Em sua maior parte, o mar estava tranqüilo, exceto uns dois dias quando o balanço nos fazia perguntar se estávamos tontos por bebedeira (sem termos ingerido nada alcoólico) ou prestes a sofrer um AVC. Lembrei-me do apóstolo Paulo, que naufragou no mar Adriático (uma extensão do Mediterrâneo a oeste da Grécia e leste da Itália, beirando a Albânia, Croácia e Macedônia) a caminho de Roma, antes de chegar a Siracusa, e foi parar na ilha de Malta, entre bárbaros e serpentes venenosas – onde foi regiamente hospedado pelo homem principal da ilha e trouxe-lhe as novas de Jesus Cristo. Mas animei-me ao ver pela sacada de nossos aposentos que o prateado mar se aquietou e nossa aventura não chegaria a tais extremos.
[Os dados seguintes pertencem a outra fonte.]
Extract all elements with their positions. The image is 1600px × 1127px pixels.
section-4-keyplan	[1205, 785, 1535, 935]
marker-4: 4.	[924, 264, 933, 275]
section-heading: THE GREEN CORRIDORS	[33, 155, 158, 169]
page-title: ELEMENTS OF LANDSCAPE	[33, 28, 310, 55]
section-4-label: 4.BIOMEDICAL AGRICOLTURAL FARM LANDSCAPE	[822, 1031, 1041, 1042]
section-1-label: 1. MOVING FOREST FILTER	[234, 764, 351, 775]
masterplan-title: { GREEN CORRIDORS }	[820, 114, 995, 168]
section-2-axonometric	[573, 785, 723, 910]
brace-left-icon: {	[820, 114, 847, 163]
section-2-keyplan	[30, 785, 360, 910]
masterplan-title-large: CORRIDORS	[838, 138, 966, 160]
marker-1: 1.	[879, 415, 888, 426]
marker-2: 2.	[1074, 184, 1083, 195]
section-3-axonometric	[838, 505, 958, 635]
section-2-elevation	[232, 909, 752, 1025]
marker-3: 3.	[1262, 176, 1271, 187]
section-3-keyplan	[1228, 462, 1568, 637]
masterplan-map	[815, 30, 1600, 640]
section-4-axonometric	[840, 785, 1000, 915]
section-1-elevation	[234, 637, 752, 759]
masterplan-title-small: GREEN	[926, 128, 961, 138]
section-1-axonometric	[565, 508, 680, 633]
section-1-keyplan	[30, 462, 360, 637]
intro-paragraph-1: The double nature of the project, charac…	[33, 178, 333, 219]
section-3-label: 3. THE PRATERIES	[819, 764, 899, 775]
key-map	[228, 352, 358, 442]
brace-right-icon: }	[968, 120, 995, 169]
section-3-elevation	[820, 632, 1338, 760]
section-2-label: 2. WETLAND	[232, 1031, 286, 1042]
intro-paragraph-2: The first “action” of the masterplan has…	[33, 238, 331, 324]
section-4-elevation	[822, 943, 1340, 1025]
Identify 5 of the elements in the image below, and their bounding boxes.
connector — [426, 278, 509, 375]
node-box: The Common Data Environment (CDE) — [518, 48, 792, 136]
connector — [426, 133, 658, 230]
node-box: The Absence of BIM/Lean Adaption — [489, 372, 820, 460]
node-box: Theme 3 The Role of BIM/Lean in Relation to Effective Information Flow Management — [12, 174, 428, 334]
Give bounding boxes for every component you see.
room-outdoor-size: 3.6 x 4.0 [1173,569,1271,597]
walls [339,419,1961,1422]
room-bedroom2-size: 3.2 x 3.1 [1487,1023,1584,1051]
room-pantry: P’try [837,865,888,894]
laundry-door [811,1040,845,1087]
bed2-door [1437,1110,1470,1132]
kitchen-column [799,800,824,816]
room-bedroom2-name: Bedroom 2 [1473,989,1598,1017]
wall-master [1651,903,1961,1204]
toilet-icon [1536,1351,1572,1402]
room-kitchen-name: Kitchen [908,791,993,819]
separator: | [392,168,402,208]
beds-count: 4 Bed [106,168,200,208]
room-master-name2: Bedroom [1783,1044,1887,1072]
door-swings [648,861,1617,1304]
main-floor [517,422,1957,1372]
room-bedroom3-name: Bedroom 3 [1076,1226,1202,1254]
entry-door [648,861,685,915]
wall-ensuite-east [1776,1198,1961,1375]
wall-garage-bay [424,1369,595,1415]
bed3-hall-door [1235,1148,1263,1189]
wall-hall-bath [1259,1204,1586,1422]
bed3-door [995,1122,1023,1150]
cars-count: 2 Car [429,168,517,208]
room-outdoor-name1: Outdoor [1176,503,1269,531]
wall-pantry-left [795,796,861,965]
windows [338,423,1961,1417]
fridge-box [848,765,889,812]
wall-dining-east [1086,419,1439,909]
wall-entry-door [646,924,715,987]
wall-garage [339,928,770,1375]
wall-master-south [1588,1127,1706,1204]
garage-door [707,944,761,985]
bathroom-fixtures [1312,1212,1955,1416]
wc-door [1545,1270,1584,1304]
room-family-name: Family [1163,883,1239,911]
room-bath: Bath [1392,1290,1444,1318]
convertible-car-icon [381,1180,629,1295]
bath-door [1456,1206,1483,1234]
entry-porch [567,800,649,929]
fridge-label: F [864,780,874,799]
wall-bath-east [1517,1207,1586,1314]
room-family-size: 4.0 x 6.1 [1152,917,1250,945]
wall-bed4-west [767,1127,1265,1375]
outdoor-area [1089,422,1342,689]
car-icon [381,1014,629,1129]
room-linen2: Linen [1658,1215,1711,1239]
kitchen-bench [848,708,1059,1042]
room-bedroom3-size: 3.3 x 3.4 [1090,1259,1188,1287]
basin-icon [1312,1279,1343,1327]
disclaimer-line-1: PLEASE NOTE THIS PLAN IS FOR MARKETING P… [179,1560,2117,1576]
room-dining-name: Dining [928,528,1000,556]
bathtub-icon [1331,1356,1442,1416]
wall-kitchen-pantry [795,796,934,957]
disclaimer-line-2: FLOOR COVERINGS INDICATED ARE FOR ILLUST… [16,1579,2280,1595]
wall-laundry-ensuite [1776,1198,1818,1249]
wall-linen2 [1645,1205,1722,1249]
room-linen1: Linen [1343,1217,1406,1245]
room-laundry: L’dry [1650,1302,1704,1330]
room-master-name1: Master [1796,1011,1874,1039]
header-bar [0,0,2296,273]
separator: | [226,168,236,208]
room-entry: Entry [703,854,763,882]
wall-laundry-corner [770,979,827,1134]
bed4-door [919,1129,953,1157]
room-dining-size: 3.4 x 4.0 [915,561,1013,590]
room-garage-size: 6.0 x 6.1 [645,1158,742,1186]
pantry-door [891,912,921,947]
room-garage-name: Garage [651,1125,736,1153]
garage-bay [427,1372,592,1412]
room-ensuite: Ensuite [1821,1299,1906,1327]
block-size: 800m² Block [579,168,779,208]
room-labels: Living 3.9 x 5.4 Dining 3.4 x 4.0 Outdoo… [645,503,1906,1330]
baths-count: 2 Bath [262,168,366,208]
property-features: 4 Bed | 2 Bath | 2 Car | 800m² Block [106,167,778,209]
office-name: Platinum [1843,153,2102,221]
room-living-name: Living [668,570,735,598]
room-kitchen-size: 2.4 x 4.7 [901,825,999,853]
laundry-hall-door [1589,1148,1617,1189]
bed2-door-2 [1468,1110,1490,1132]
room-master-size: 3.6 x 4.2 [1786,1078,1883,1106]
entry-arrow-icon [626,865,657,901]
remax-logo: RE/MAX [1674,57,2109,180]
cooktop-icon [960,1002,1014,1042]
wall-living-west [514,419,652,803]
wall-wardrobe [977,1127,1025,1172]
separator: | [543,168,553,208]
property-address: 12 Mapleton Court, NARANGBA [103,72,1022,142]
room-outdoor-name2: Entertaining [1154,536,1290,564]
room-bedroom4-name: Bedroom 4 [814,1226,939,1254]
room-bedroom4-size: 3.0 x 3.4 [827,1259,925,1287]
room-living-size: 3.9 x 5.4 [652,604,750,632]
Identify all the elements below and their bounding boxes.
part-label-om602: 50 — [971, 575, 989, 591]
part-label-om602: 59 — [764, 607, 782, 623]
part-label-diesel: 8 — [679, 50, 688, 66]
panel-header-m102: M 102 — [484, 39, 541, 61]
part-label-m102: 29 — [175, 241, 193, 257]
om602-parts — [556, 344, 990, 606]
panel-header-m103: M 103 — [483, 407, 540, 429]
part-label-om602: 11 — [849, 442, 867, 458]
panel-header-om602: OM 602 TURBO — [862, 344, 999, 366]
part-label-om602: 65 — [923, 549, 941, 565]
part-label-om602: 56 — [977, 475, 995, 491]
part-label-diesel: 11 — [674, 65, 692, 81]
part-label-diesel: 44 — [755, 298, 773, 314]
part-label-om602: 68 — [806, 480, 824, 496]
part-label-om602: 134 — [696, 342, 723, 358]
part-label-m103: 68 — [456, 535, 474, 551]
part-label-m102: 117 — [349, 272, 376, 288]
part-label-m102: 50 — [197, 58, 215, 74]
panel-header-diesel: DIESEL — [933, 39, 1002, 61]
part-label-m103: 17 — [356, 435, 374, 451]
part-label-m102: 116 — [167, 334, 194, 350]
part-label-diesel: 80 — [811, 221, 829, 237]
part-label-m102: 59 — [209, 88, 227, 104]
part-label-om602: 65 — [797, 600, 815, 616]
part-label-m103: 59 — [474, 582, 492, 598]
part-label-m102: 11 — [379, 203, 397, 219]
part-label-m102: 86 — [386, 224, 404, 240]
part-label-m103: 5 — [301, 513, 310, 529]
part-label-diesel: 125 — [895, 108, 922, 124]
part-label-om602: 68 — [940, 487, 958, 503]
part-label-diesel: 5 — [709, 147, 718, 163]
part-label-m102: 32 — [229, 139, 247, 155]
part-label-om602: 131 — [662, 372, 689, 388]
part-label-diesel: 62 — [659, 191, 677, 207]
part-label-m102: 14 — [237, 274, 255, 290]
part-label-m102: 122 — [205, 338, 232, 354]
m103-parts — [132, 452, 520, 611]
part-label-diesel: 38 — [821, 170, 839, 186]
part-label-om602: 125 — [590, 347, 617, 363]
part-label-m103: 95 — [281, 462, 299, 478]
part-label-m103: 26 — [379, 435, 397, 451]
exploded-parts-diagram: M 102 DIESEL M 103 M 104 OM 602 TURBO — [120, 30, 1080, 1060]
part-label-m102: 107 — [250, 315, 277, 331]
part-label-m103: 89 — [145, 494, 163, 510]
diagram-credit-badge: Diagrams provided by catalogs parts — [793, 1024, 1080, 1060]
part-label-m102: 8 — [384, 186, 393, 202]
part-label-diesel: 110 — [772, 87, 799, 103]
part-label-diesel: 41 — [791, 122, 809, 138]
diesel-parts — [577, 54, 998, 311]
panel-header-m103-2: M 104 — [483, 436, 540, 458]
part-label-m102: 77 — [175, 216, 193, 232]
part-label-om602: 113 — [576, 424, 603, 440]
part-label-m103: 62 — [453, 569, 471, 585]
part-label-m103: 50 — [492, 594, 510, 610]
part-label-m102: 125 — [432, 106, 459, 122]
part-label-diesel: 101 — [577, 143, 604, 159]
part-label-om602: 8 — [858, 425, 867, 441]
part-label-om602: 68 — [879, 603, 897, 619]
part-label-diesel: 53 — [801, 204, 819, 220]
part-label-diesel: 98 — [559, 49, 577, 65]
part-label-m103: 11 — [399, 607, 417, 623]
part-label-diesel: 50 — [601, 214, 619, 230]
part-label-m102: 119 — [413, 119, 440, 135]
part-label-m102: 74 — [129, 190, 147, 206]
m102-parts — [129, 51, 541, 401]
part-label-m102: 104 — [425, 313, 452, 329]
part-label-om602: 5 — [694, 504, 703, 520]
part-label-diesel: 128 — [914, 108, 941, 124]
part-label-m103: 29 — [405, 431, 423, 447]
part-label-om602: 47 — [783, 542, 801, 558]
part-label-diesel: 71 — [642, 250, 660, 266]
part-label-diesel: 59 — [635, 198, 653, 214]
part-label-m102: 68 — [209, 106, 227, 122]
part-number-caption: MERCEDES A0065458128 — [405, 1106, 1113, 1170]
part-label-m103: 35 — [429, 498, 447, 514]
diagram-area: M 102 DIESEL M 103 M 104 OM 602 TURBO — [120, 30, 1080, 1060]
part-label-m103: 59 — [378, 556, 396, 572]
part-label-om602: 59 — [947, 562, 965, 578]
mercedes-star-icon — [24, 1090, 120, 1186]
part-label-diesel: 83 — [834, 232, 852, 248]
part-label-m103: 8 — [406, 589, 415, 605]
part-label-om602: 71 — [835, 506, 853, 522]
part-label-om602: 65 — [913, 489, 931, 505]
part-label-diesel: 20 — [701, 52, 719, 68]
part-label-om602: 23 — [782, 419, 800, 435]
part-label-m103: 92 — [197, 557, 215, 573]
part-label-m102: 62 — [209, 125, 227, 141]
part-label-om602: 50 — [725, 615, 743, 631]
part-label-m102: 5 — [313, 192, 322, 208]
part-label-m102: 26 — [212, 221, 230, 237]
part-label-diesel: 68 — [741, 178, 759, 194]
As refeições se davam principalmente em dois dos restaurantes do navio, um de bufês variados, outro de serviço francês à la carte, exceto quando entrávamos nas cidades onde tivemos refeições inesquecíveis em Barcelona, Málaga e a inigualável Lisboa – e no nosso quarto, serviço japonês quando Lau não agüentou deslocar-se para outro andar. Andar – balançando com as ondas, caminhando entre as multidões, ou sentar – ao lado de pessoas outrora desconhecidas que se tornaram velhas amigas em poucos minutos – faz-me lembrar do banquete de qual participarão pessoas de todas as tribos e nações depois que terminarmos a peregrinação sobre esse planeta azul. Passei a orar por pessoas que nunca antes tive o privilégio de conhecer, a sentir suas dores, seus sofrimentos em meio aos grandes sucessos da vida – e observando rostos, gestos, andares, pensei em como Cristo nos ama e cuida dos detalhes com magnífica maestria e arte eterna que se renova a cada momento.

Não foi uma viagem piegas nem creio que estávamos conscientes de maior presença ou poder de Deus nessa nossa viagem pela costa do Mediterrâneo. Mas lembrei-me da história de outra viagem há quase um século, de navio no Atlântico, “o barco que nem Deus consegue afundar” – o Titanic – cuja orquestra, enquanto afundava, tocava “mais perto quero estar, meu Deus de ti”. Somos testemunhas da bondade e da severidade de Deus, e todos, cada um em seu mundo singular, no mesmo barco, vivemos e respiramos nele. Espero que esta viagem de sonhos me torne um pouco mais piedosa peregrina quando reafirmo: “Ó vem meu Piloto ser!”, sabedora de que, “como as águas cobrem o mar, toda terra há de se encher do amor de Deus e da glória do Senhor como as águas cobrem o mar!” (Hq 2.14.)